With many websites and applications requiring a password, it’s important to use best practices to insure you keep them secure. This simple password hack will help you do just that.
Truths about passwords
- Passwords need to be long. A short password is easier to crack than a longer one.
- Passwords need to be something a criminal couldn’t guess. Don’t use one of the top 10 most hacked passwords.
- Passwords need to contain all types of characters, both upper and lower case letters, numbers, and special characters (!@#$%^, etc.).
- Passwords need to be different for each site or application. If you reuse a password, there can be a case where one of those services is hacked and the crook gets the password. Now they have a password to multiple services.
- And you need to be able to access your long, un-guessable, password containing all types of characters.
That’s where a password manager comes into place. I talk about password managers in this article as I ponder leaving LastPass because of them not doing what I pay them to do, like keep my passwords locked up.
The main flaw with password managers
With a password manager you wind up with all your eggs in one basket. If someone takes the basket, they get all your eggs. This simple password hack can prevent that.
In LastPass’ case, someone stole the basket of eggs, containing my and many other people’s passwords (LastPass won’t say just how many customers were affected). Although they were encrypted, if someone did not have a strong master password, the bad guys might be able to crack into the basket.
The problem with easy passwords
The problem with using an easy to remember password is that they are also easy to crack. Let’s run a test on an easy password using Steve Gibson’s Password Haystacks: we’ll use “dogandcat.”
According to Haystacks, it would take 56.47 seconds to crack that password using a fast attack. Now let’s make some changes and see what happens.
Dogandcat – 7.87 hours simply by using one uppercase letter.
Dog-and-cat – adding hyphens increases this time to 5.38 centuries.
Dog-and-cat12345 – adding 5 numbers at the end makes it 1.41 hundred billion centuries.

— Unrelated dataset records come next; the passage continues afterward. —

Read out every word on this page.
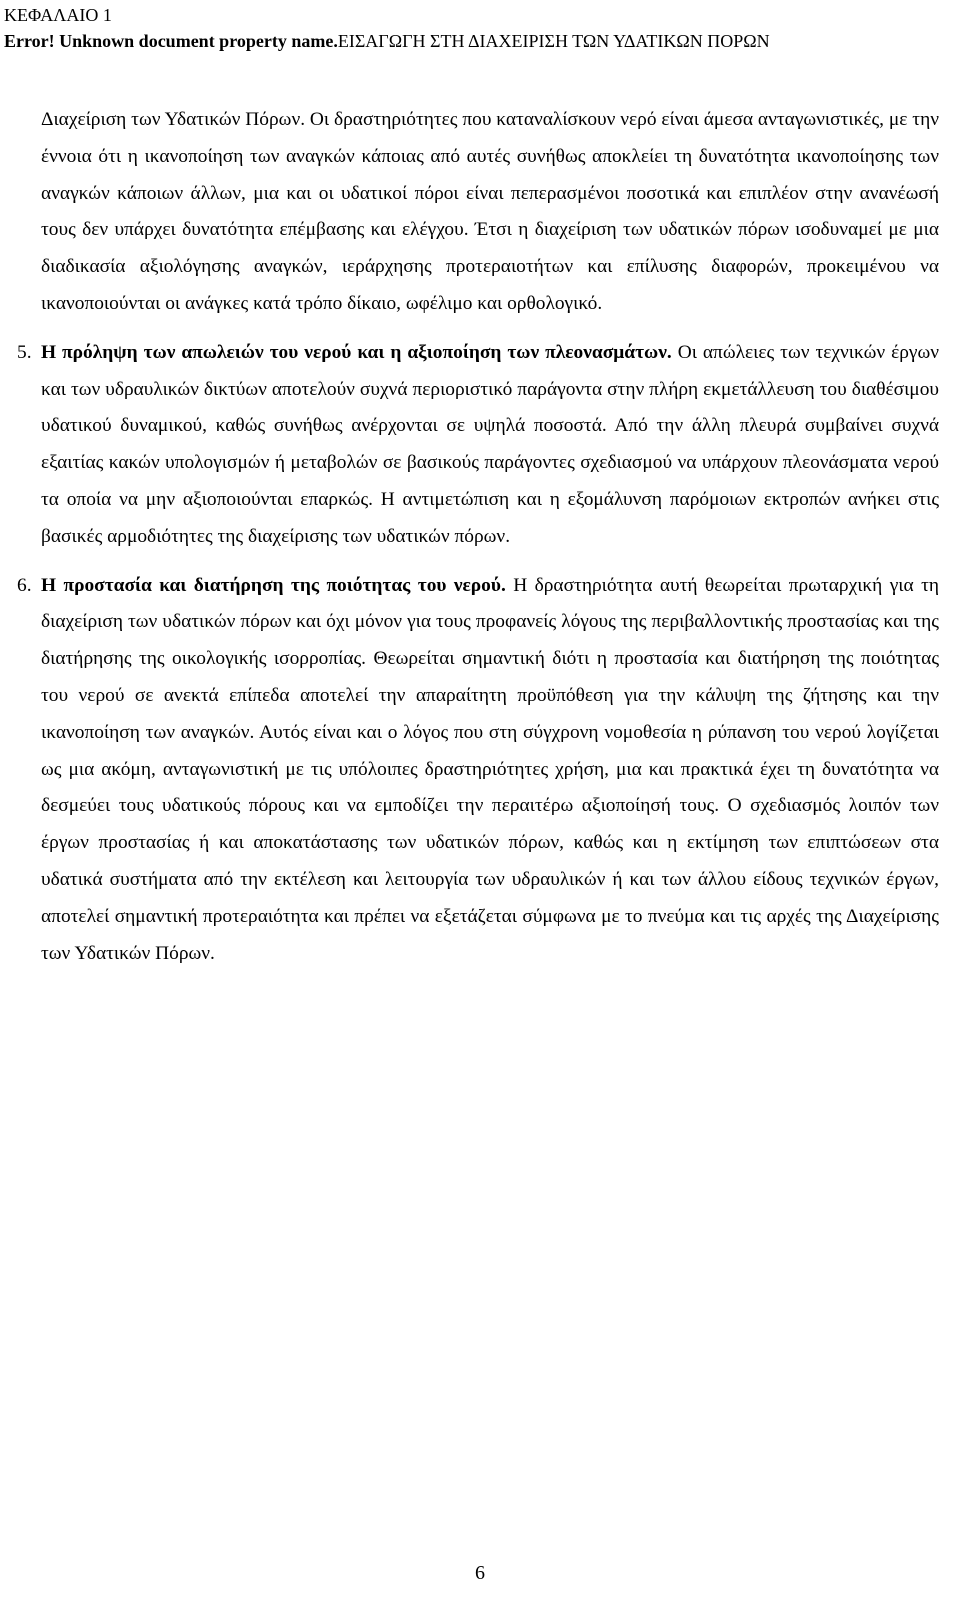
ΚΕΦΑΛΑΙΟ 1
Error! Unknown document property name.ΕΙΣΑΓΩΓΗ ΣΤΗ ΔΙΑΧΕΙΡΙΣΗ ΤΩΝ ΥΔΑΤΙΚΩΝ ΠΟΡΩΝ

Διαχείριση των Υδατικών Πόρων. Οι δραστηριότητες που καταναλίσκουν νερό είναι άμεσα ανταγωνιστικές, με την έννοια ότι η ικανοποίηση των αναγκών κάποιας από αυτές συνήθως αποκλείει τη δυνατότητα ικανοποίησης των αναγκών κάποιων άλλων, μια και οι υδατικοί πόροι είναι πεπερασμένοι ποσοτικά και επιπλέον στην ανανέωσή τους δεν υπάρχει δυνατότητα επέμβασης και ελέγχου. Έτσι η διαχείριση των υδατικών πόρων ισοδυναμεί με μια διαδικασία αξιολόγησης αναγκών, ιεράρχησης προτεραιοτήτων και επίλυσης διαφορών, προκειμένου να ικανοποιούνται οι ανάγκες κατά τρόπο δίκαιο, ωφέλιμο και ορθολογικό.

5. Η πρόληψη των απωλειών του νερού και η αξιοποίηση των πλεονασμάτων. Οι απώλειες των τεχνικών έργων και των υδραυλικών δικτύων αποτελούν συχνά περιοριστικό παράγοντα στην πλήρη εκμετάλλευση του διαθέσιμου υδατικού δυναμικού, καθώς συνήθως ανέρχονται σε υψηλά ποσοστά. Από την άλλη πλευρά συμβαίνει συχνά εξαιτίας κακών υπολογισμών ή μεταβολών σε βασικούς παράγοντες σχεδιασμού να υπάρχουν πλεονάσματα νερού τα οποία να μην αξιοποιούνται επαρκώς. Η αντιμετώπιση και η εξομάλυνση παρόμοιων εκτροπών ανήκει στις βασικές αρμοδιότητες της διαχείρισης των υδατικών πόρων.

6. Η προστασία και διατήρηση της ποιότητας του νερού. Η δραστηριότητα αυτή θεωρείται πρωταρχική για τη διαχείριση των υδατικών πόρων και όχι μόνον για τους προφανείς λόγους της περιβαλλοντικής προστασίας και της διατήρησης της οικολογικής ισορροπίας. Θεωρείται σημαντική διότι η προστασία και διατήρηση της ποιότητας του νερού σε ανεκτά επίπεδα αποτελεί την απαραίτητη προϋπόθεση για την κάλυψη της ζήτησης και την ικανοποίηση των αναγκών. Αυτός είναι και ο λόγος που στη σύγχρονη νομοθεσία η ρύπανση του νερού λογίζεται ως μια ακόμη, ανταγωνιστική με τις υπόλοιπες δραστηριότητες χρήση, μια και πρακτικά έχει τη δυνατότητα να δεσμεύει τους υδατικούς πόρους και να εμποδίζει την περαιτέρω αξιοποίησή τους. Ο σχεδιασμός λοιπόν των έργων προστασίας ή και αποκατάστασης των υδατικών πόρων, καθώς και η εκτίμηση των επιπτώσεων στα υδατικά συστήματα από την εκτέλεση και λειτουργία των υδραυλικών ή και των άλλου είδους τεχνικών έργων, αποτελεί σημαντική προτεραιότητα και πρέπει να εξετάζεται σύμφωνα με το πνεύμα και τις αρχές της Διαχείρισης των Υδατικών Πόρων.

6
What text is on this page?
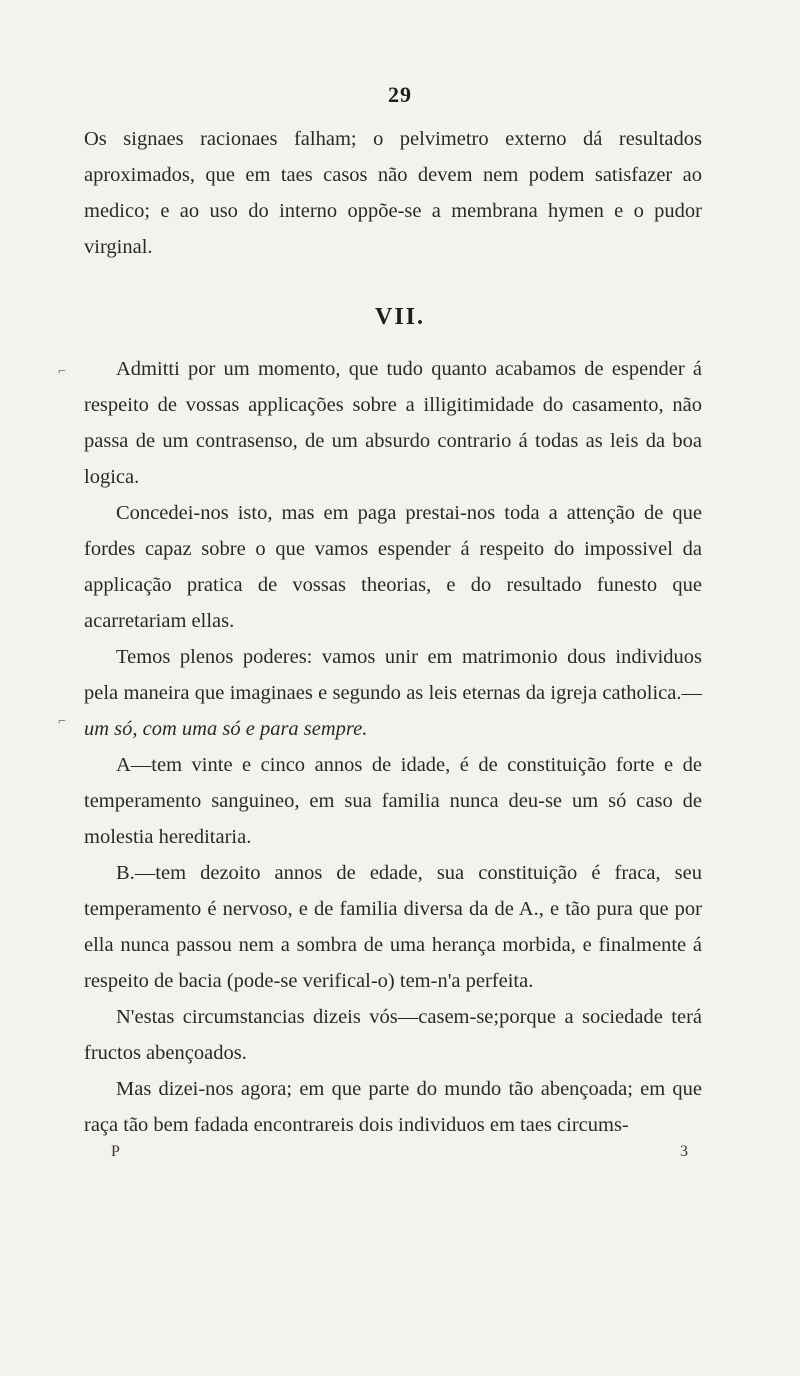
29

Os signaes racionaes falham; o pelvimetro externo dá resultados aproximados, que em taes casos não devem nem podem satisfazer ao medico; e ao uso do interno oppõe-se a membrana hymen e o pudor virginal.

VII.

Admitti por um momento, que tudo quanto acabamos de espender á respeito de vossas applicações sobre a illigitimidade do casamento, não passa de um contrasenso, de um absurdo contrario á todas as leis da boa logica.

Concedei-nos isto, mas em paga prestai-nos toda a attenção de que fordes capaz sobre o que vamos espender á respeito do impossivel da applicação pratica de vossas theorias, e do resultado funesto que acarretariam ellas.

Temos plenos poderes: vamos unir em matrimonio dous individuos pela maneira que imaginaes e segundo as leis eternas da igreja catholica.—um só, com uma só e para sempre.

A—tem vinte e cinco annos de idade, é de constituição forte e de temperamento sanguineo, em sua familia nunca deu-se um só caso de molestia hereditaria.

B.—tem dezoito annos de edade, sua constituição é fraca, seu temperamento é nervoso, e de familia diversa da de A., e tão pura que por ella nunca passou nem a sombra de uma herança morbida, e finalmente á respeito de bacia (pode-se verifical-o) tem-n'a perfeita.

N'estas circumstancias dizeis vós—casem-se;porque a sociedade terá fructos abençoados.

Mas dizei-nos agora; em que parte do mundo tão abençoada; em que raça tão bem fadada encontrareis dois individuos em taes circums-

P	3
⌐
⌐
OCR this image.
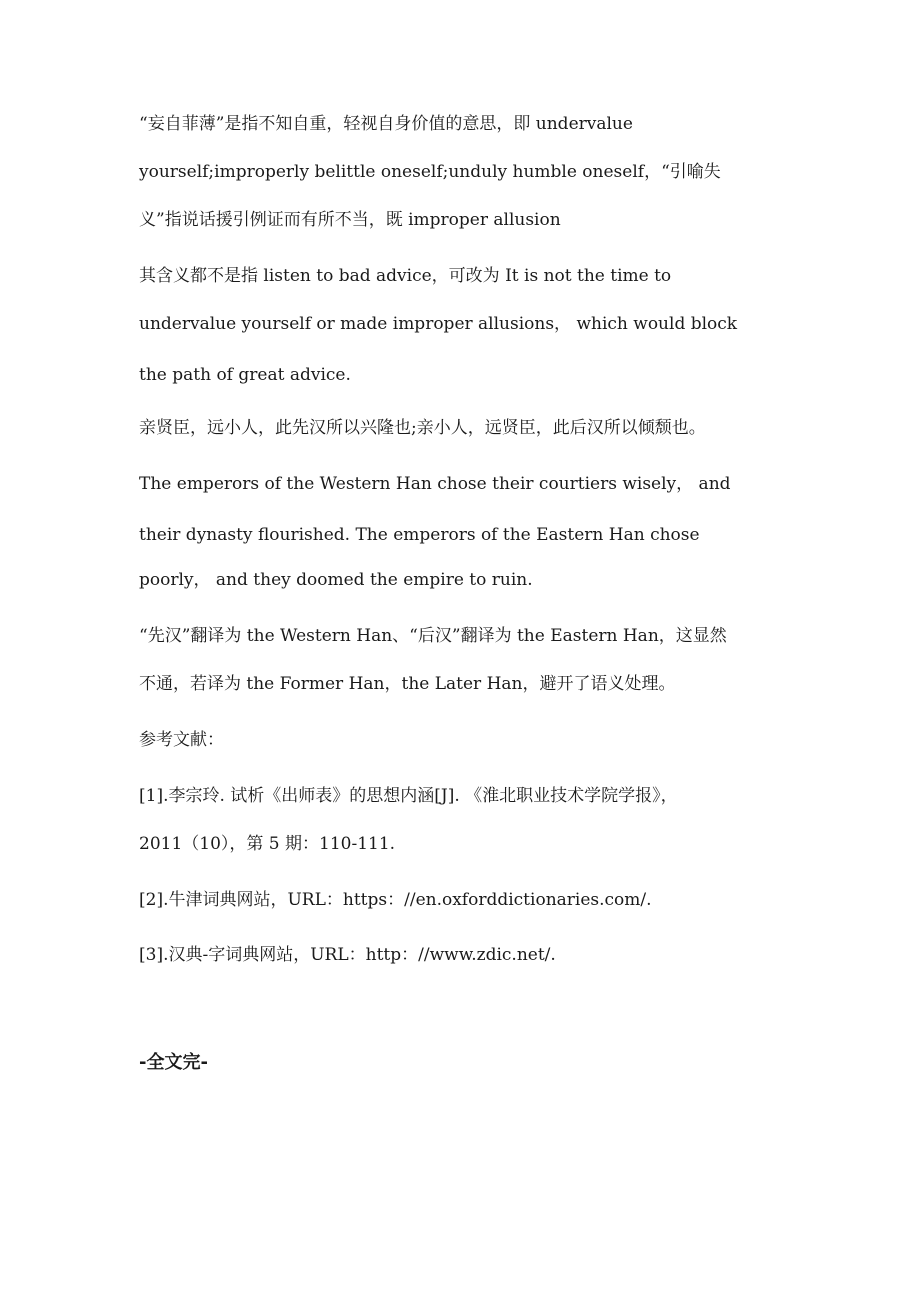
“妄自菲薄”是指不知自重，轻视自身价值的意思，即 undervalue
yourself;improperly belittle oneself;unduly humble oneself，“引喻失
义”指说话援引例证而有所不当，既 improper allusion
其含义都不是指 listen to bad advice，可改为 It is not the time to
undervalue yourself or made improper allusions， which would block
the path of great advice.
亲贤臣，远小人，此先汉所以兴隆也;亲小人，远贤臣，此后汉所以倾颓也。
The emperors of the Western Han chose their courtiers wisely， and
their dynasty flourished. The emperors of the Eastern Han chose
poorly， and they doomed the empire to ruin.
“先汉”翻译为 the Western Han、“后汉”翻译为 the Eastern Han，这显然
不通，若译为 the Former Han，the Later Han，避开了语义处理。
参考文献：
[1].李宗玲. 试析《出师表》的思想内涵[J]. 《淮北职业技术学院学报》，
2011（10），第 5 期：110-111.
[2].牛津词典网站，URL：https：//en.oxforddictionaries.com/.
[3].汉典-字词典网站，URL：http：//www.zdic.net/.
-全文完-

Passwords Are Easy To Make, But Hard To Remember
Yeah, I know my password is “dog and cat” something, but what? That’s where a good password manager comes in.
A password manager not only stores your passwords, but can help generate them as well. I just generated this password using LastPass and ran it through Haystacks:
wEaYRFqRSg%*6MY^8ZV! – 11.52 million trillion centuries.
That’s a pretty good password.
But this password can still be vulnerable if someone steals the basket. That’s where this password hack comes in.
Simple Password Hack
All you need to do in order to use this password hack is “salt” your passwords. By “salt,” I mean to add something to them that’s not stored in your password manager. Something like a zip code, phone number, address, or just a word. Anything just a few characters long will do.
It goes like this: Let’s use someone’s birthday. How about Elvis? January 8, 1935 (1835).
Simply let your password manager insert the password, then you add the salt.
wEaYRFqRSg%6MY^8ZV!, which is stored in your password manager becomes: wEaYRFqRSg%6MY^8ZV!1835,
This password hack works the same wherever you insert the salt. Just pick a spot and use it on all your passwords (hint: use the same spot on all passwords.)
And you don’t have to use the salt on all of your passwords, just the most sensitive ones. Use it on any site or app that would cause you to lose something if someone was able to get into it.
Safe from password manager Failures
See, even though criminals stole my basket of eggs from LastPass, and even if they were able to crack my master password (according to Haystacks, it would take 13.44 trillion centuries) they don’t have my passwords.
Take that, crooks!
So try this simple password hack on your passwords and know that even if your basket of eggs gets stolen, you can still rest assured that the crooks don’t have your passwords.